Patients on longer MDR-TB treatment regimens need to be monitored for response to treatment and for safety, using reasonable schedules of relevant clinical and laboratory testing (10, 39). The WHO framework for aDSM needs to be applied to patients on any type of MDR/RR-TB regimen, to ensure appropriate action and an acceptable level of monitoring for adverse events and prompt response to such events – alongside monitoring for treatment outcomes. Electrocardiography may be indicated as more regimens in the future may have two or three agents that are expected to prolong the QT interval. Audiometry and specific biochemical tests should also be made available whenever certain agents are included in the regimens. Treatment in pregnancy with postpartum surveillance for congenital anomalies will help to inform future recommendations for MDR/RR-TB treatment during pregnancy.
A separate recommendation on the use of culture and microscopy to monitor bacteriological response during treatment was made in the 2018 update of the guidelines (see Section 5 regarding PICO question 11 MDR/RR-TB, 2018). Access to DST of medicines for which there are reliable methods and the development of other methods for newer medicines (e.g. sequencing) are critical (and in the case of DST, necessary) accompaniments to the treatment recommendations in these guidelines.

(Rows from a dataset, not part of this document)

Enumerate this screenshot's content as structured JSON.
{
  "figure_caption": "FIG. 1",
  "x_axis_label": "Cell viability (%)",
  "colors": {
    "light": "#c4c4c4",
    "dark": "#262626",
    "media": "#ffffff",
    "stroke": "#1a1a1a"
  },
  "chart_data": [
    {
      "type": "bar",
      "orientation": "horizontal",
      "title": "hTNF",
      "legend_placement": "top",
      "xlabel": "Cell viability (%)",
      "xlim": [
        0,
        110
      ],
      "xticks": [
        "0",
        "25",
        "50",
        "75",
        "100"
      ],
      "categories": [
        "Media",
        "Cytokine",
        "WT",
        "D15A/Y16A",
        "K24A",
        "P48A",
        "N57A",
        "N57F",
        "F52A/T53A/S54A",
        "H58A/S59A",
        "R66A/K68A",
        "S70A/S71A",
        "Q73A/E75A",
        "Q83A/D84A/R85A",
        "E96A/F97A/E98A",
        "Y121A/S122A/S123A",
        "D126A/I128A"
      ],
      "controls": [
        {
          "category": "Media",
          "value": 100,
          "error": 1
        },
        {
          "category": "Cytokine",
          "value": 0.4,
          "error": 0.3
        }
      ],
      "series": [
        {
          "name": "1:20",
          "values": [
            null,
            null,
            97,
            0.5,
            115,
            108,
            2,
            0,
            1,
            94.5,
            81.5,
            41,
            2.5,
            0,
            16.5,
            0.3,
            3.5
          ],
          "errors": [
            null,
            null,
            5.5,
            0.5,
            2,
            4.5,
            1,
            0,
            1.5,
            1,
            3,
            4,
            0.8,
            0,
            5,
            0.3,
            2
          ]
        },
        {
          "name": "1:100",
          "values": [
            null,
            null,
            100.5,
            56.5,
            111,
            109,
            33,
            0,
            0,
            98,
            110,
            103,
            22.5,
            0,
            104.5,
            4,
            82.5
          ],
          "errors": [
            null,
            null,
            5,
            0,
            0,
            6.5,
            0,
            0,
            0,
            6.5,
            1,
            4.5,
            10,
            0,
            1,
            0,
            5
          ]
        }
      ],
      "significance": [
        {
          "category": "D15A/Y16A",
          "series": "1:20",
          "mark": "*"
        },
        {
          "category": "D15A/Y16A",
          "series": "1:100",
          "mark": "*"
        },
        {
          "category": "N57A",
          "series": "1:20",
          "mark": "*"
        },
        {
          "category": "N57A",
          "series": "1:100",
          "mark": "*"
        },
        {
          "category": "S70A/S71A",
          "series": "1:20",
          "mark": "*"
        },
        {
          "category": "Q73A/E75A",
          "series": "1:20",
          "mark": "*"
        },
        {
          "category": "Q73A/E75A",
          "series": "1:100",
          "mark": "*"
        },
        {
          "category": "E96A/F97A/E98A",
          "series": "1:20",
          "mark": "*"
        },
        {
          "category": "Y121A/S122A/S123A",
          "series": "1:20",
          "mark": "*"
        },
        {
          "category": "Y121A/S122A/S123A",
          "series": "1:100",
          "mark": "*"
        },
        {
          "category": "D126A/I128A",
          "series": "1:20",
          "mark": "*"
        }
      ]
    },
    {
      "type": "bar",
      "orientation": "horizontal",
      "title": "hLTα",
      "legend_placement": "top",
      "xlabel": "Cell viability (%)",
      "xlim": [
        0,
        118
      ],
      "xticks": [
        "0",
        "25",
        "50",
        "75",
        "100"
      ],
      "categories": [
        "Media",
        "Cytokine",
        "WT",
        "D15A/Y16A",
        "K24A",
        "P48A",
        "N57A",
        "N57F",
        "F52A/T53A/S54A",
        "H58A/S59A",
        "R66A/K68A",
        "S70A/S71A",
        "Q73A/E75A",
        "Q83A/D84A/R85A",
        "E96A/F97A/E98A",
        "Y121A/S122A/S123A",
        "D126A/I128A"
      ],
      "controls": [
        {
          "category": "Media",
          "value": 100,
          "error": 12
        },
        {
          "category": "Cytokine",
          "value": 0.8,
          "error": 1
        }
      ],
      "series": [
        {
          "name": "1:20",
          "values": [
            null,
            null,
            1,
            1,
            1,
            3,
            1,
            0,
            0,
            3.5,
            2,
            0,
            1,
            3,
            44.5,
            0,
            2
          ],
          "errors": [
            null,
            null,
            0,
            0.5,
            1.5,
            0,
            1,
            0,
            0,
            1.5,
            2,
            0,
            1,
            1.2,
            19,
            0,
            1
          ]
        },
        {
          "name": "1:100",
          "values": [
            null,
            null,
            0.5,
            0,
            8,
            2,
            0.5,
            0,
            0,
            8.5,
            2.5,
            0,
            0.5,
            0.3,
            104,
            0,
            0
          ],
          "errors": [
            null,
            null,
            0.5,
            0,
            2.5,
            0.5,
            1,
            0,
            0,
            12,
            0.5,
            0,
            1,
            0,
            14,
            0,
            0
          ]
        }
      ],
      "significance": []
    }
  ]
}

Patients on longer MDR-TB treatment regimens need to be monitored for treatment response and for safety, using reasonable schedules of relevant clinical and laboratory testing (10, 39). Response to treatment and toxicity are monitored through regular history-taking, physical examination and chest radiography; special tests such as audiometry, visual acuity tests and electrocardiography; and laboratory monitoring. Using smear microscopy or culture to assess conversion of bacteriological status is an important way to assess response, and most patients are expected to have converted to a sputum-negative status within the first few months of starting treatment. Persistence of culture positivity beyond that point, or close to the expected end of the intensive phase when injectable agents are in use, should trigger a review of the regimen and performance of DST. NTPs should also aim for complete registration of patients with MDR/RR-TB, through follow-up and monitoring of treatment outcomes as part of national surveillance. Regular review of MDR/RR-TB cohort data is essential.
Frameworks for the surveillance of bacteriological status, drug resistance and assignment of outcomes have been standardized in recent years (79). In contrast, systematic monitoring of adverse events during and after the end of treatment needs to be strengthened in most NTPs, given the relative novelty of active pharmacovigilance within NTPs (39, 54). The rationale for aDSM is largely supported by the increasing use worldwide of combinations of new and repurposed medications in MDR/RR-TB treatment regimens. The toxicity of certain agents may increase with the duration of use (e.g. nerve damage with linezolid), and may limit their continued use in a patient, sometimes resulting in complete cessation of treatment. The prospective collection of accurate data for key variables at the case-based level, using an electronic register, is strongly advised in the best interests of the individual patient, and to inform revisions of local and global policies (80).